I'll put up with no TV for the money - a good book is all i need, but i just need to keep the kids quiet for 7 hours!
I'm sure we'll survive


----------



## blazeaway (Sep 28, 2011)

vantage said:


> I can heartily recomend a company called Vagabond in Ireland.
> VAGABOND
> Run by a friend of mine (my best man) the tours are truly awesome.
> Far superior to all 'bus tours'
> ...


Holiday in Ireland? Last time i did that end of July it was cold and wet for most of the time - less than 19C at warmest part of day. Great place but could be a bit of shock to someone living in Dubai!!! Ditto Orkney!!! It would ahve to be Devon or Cornwal


----------



## vantage (May 10, 2012)

blazeaway said:


> Holiday in Ireland?

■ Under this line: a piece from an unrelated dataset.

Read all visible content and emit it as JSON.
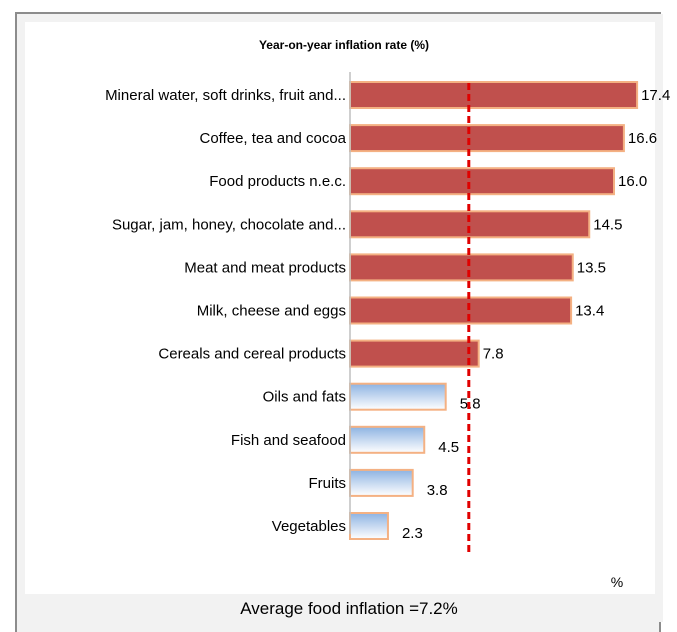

Last time i did that end of July it was cold and wet for most of the time - less than 19C at warmest part of day. Great place but could be a bit of shock to someone living in Dubai!!! Ditto Orkney!!! It would ahve to be Devon or Cornwal


...which are both rammed to the gunnels with lobster-pink tourists all summer.
Nothing worse than the South West in mid-summer!

At least Ireland and Scotland give you the wide open spaces without so many oiks on a day trip from London-village!


----------